For the feature selection we are using the Transition component with the ability to select the correct columns from raw data, potentially reducing the column count. In addition the Transitioning component extends the common reporting tools and provides additional functionality for identifying quality, quantity, veracity and availability.

It should be worth noting we are creating a new component and as such must set up the input and the output of the component. The input here is a direct URL to a resource on the Internet. We can also use this technique to access other common storage such as AWS S3 where we prefix the bucket and file name with s3 for example s3://<bucket>/<path>/<name.ext>. Alternatively we could copy the file to the local environment variable path And load the data directly using tr.set_source('phpMYEkMl.csv')

from ds_discovery import Transition
# get the instance
tr = Transition.from_env('hello_tr', has_contract=False)
tr.set_source_uri('https://www.openml.org/data/get_csv/16826755/phpMYEkMl.csv')
tr.set_persist()

Adding Select Actions

At the core of a component is its tasks, in other words how it changes incoming data into a different data outcome. To achieve this we use the actions that are set up specifically for this Component. These actions are the intentions of the specific component also know as the components intent.
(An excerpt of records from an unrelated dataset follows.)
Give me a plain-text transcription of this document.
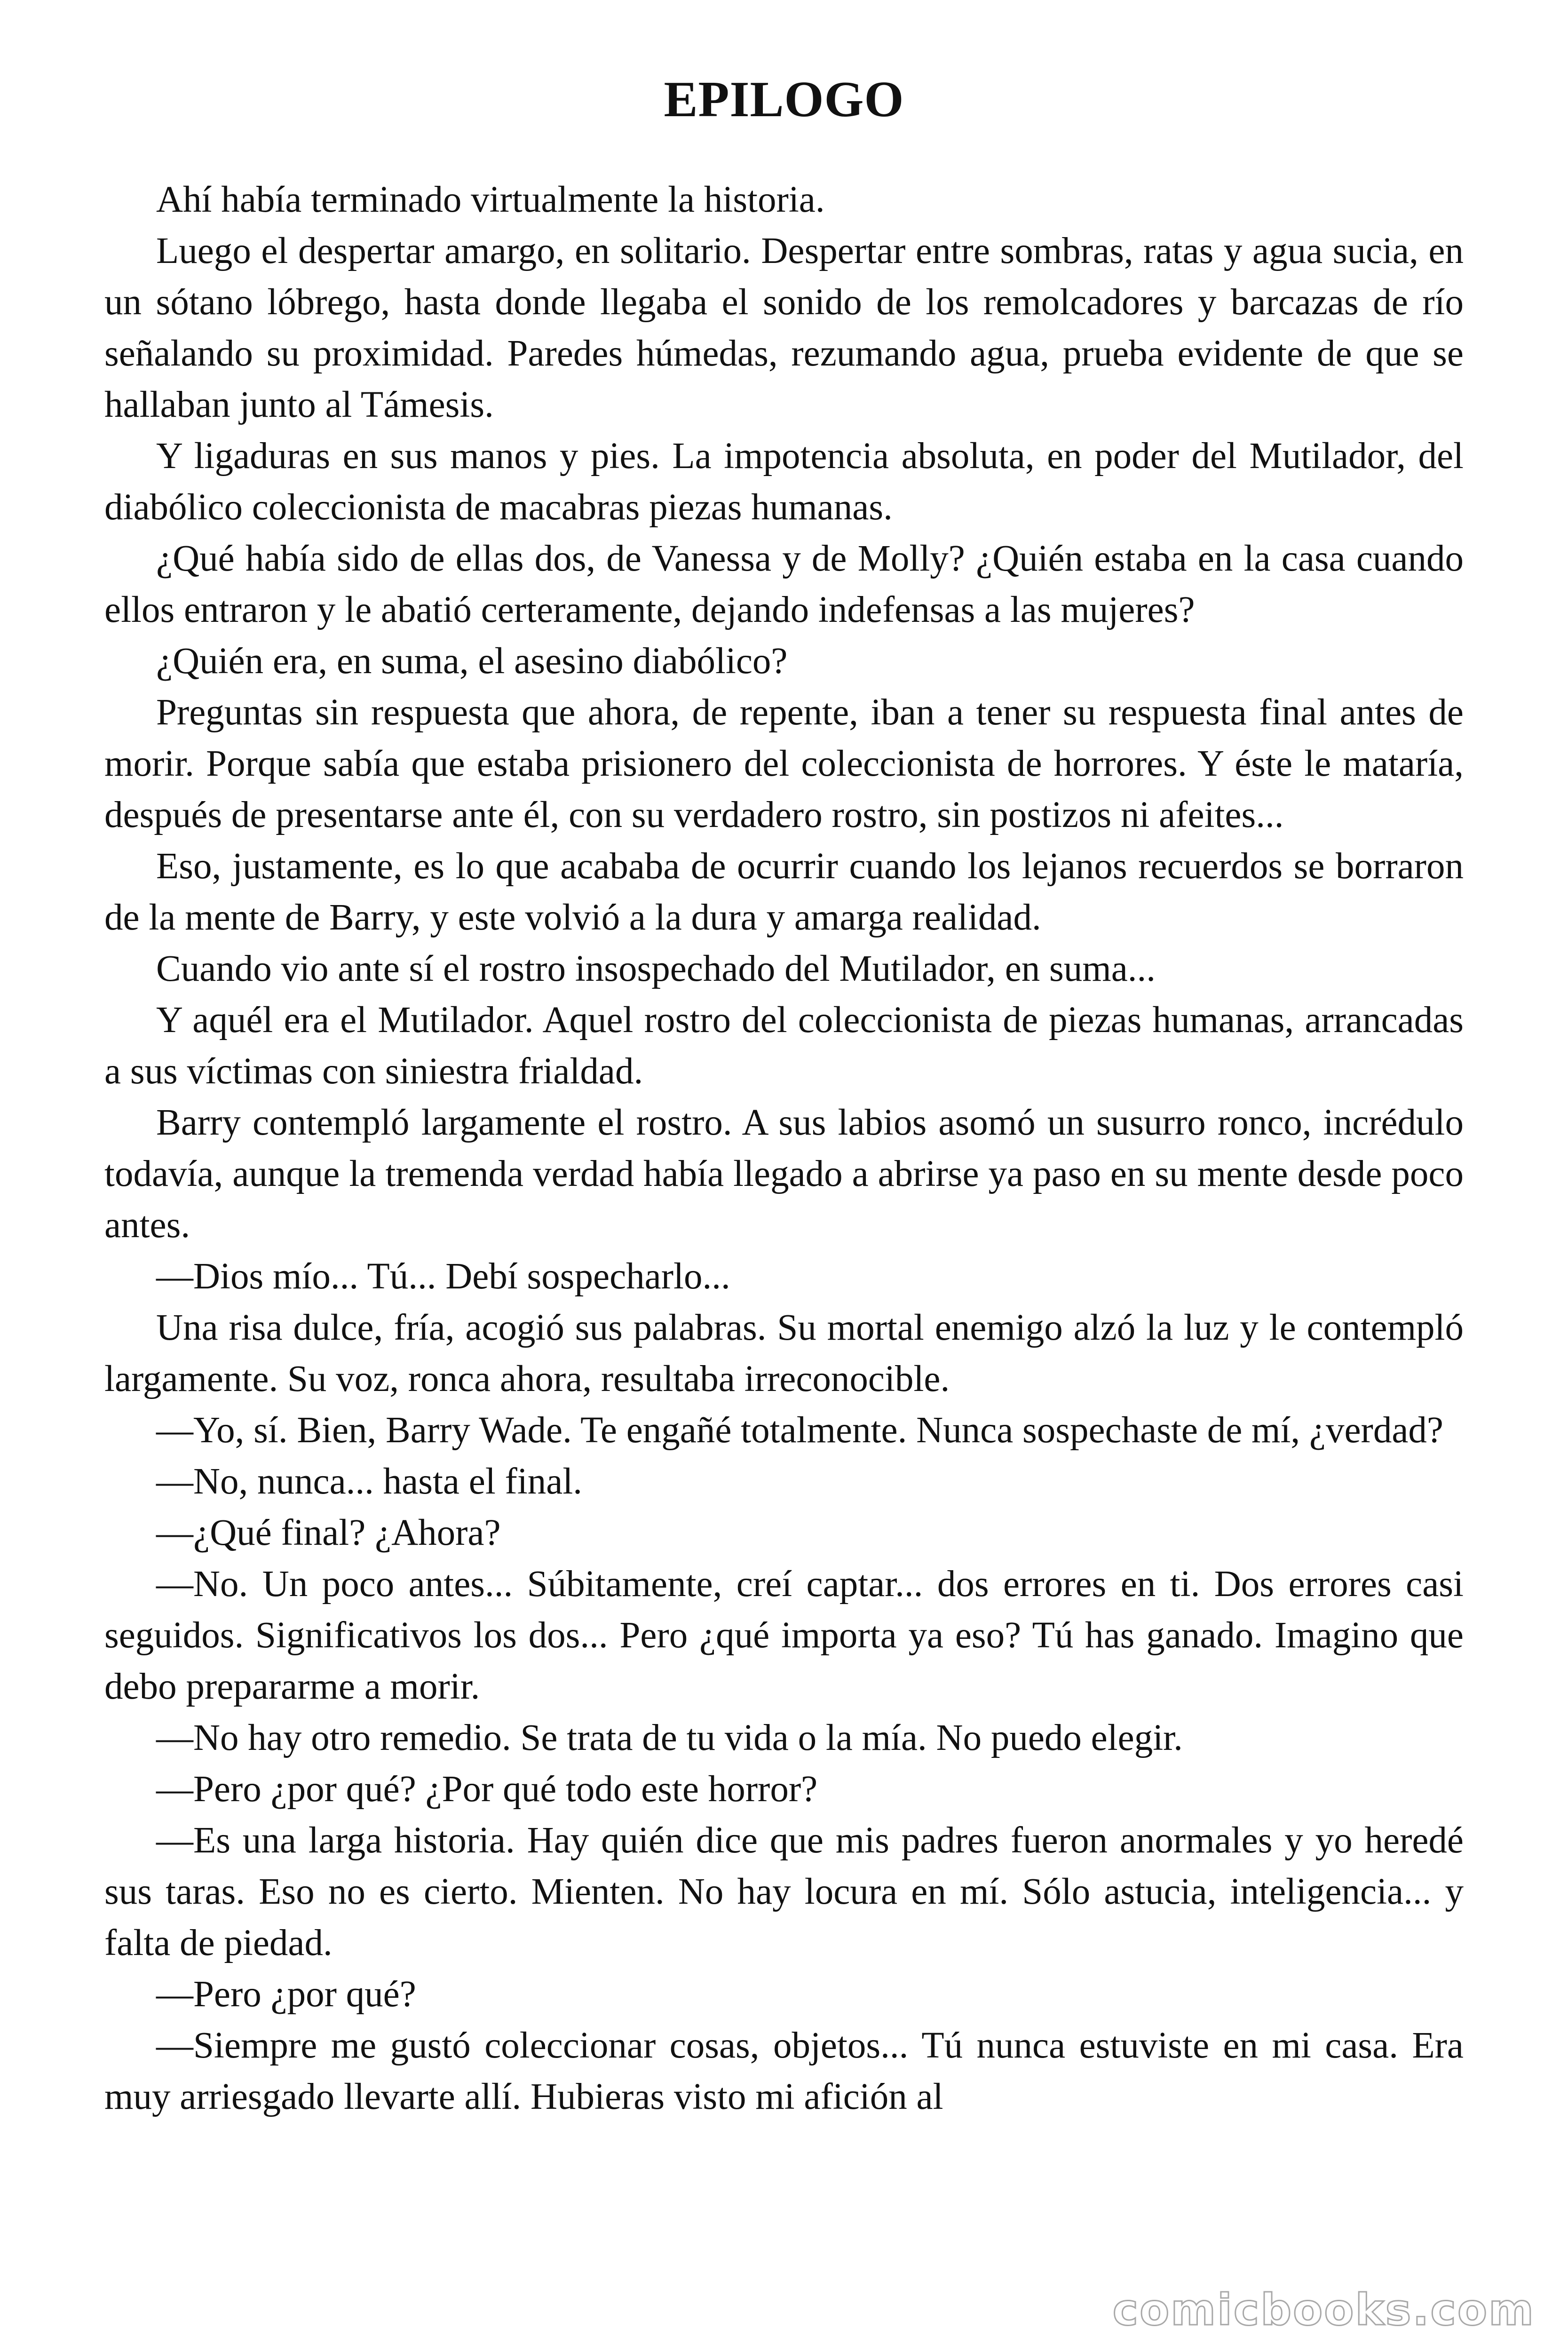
EPILOGO

Ahí había terminado virtualmente la historia.

Luego el despertar amargo, en solitario. Despertar entre sombras, ratas y agua sucia, en un sótano lóbrego, hasta donde llegaba el sonido de los remolcadores y barcazas de río señalando su proximidad. Paredes húmedas, rezumando agua, prueba evidente de que se hallaban junto al Támesis.

Y ligaduras en sus manos y pies. La impotencia absoluta, en poder del Mutilador, del diabólico coleccionista de macabras piezas humanas.

¿Qué había sido de ellas dos, de Vanessa y de Molly? ¿Quién estaba en la casa cuando ellos entraron y le abatió certeramente, dejando indefensas a las mujeres?

¿Quién era, en suma, el asesino diabólico?

Preguntas sin respuesta que ahora, de repente, iban a tener su respuesta final antes de morir. Porque sabía que estaba prisionero del coleccionista de horrores. Y éste le mataría, después de presentarse ante él, con su verdadero rostro, sin postizos ni afeites...

Eso, justamente, es lo que acababa de ocurrir cuando los lejanos recuerdos se borraron de la mente de Barry, y este volvió a la dura y amarga realidad.

Cuando vio ante sí el rostro insospechado del Mutilador, en suma...

Y aquél era el Mutilador. Aquel rostro del coleccionista de piezas humanas, arrancadas a sus víctimas con siniestra frialdad.

Barry contempló largamente el rostro. A sus labios asomó un susurro ronco, incrédulo todavía, aunque la tremenda verdad había llegado a abrirse ya paso en su mente desde poco antes.

—Dios mío... Tú... Debí sospecharlo...

Una risa dulce, fría, acogió sus palabras. Su mortal enemigo alzó la luz y le contempló largamente. Su voz, ronca ahora, resultaba irreconocible.

—Yo, sí. Bien, Barry Wade. Te engañé totalmente. Nunca sospechaste de mí, ¿verdad?

—No, nunca... hasta el final.

—¿Qué final? ¿Ahora?

—No. Un poco antes... Súbitamente, creí captar... dos errores en ti. Dos errores casi seguidos. Significativos los dos... Pero ¿qué importa ya eso? Tú has ganado. Imagino que debo prepararme a morir.

—No hay otro remedio. Se trata de tu vida o la mía. No puedo elegir.

—Pero ¿por qué? ¿Por qué todo este horror?

—Es una larga historia. Hay quién dice que mis padres fueron anormales y yo heredé sus taras. Eso no es cierto. Mienten. No hay locura en mí. Sólo astucia, inteligencia... y falta de piedad.

—Pero ¿por qué?

—Siempre me gustó coleccionar cosas, objetos... Tú nunca estuviste en mi casa. Era muy arriesgado llevarte allí. Hubieras visto mi afición al

comicbooks.com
The components intent is a finite set of methods, unique to each component, that can be applied to the raw data in order to change it in a way that is useful to the outcome of the task.

In order to get a list of a component’s intent, in this case feature selection, you can use the Python method __dir__(). In this case with the transition component tr we would use the command tr.tools.__dir__()to produce the directory of the components select intent. Remember this method call can be used in any components intent tools.

Now we have added where the raw data is situated we can load the canonical, called, df

df = tr.load_source_canonical()

…and produce the report on the raw data so we can observe the features of interest.

tr.canonical_report(df)
../../_images/2_img01.png

Features of Interest

The components intent methods are not first class methods but part of the intent_model_class. Therefore to access the intent specify the controller instance name, in this case tr, and then reference the intent_model_class to access the components intent. To make this easier to remember with an abbreviated form we have overloaded the intent_model name with the name tools. You can see with all reference to the intent actions they start with tr.tools.

When looking for features of interest, through observation, it appears, within some columns space has been repalaced by a question mark ?. In this instance we would use the auto_reinstate_nulls to replace all the obfuscated cells with nulls. In addition we can immediately observe columns that are inappropriate for the needs. In this case we do not need the column name and it is removed using to_remove passing the name of the attribute.

# returns obfuscated nulls
df = tr.tools.auto_reinstate_nulls(df, nulls_list=['?'])
# removes data columns of no interest
df = tr.tools.to_remove(df, headers=['name'])

Run Component

To run a component we use the common method run_component_pipeline which loads the source data, executes the component task then persists the results. This is the only method you can use to run the tasks of a component and produce its results and should be a familiarized method.

We can now run the run_component_pipeline and use the canonical report to observe the outcome. From it we can see the nulls column now indicates the number of nulls in each column correctly so we can deal with them later. We have also removed the column name.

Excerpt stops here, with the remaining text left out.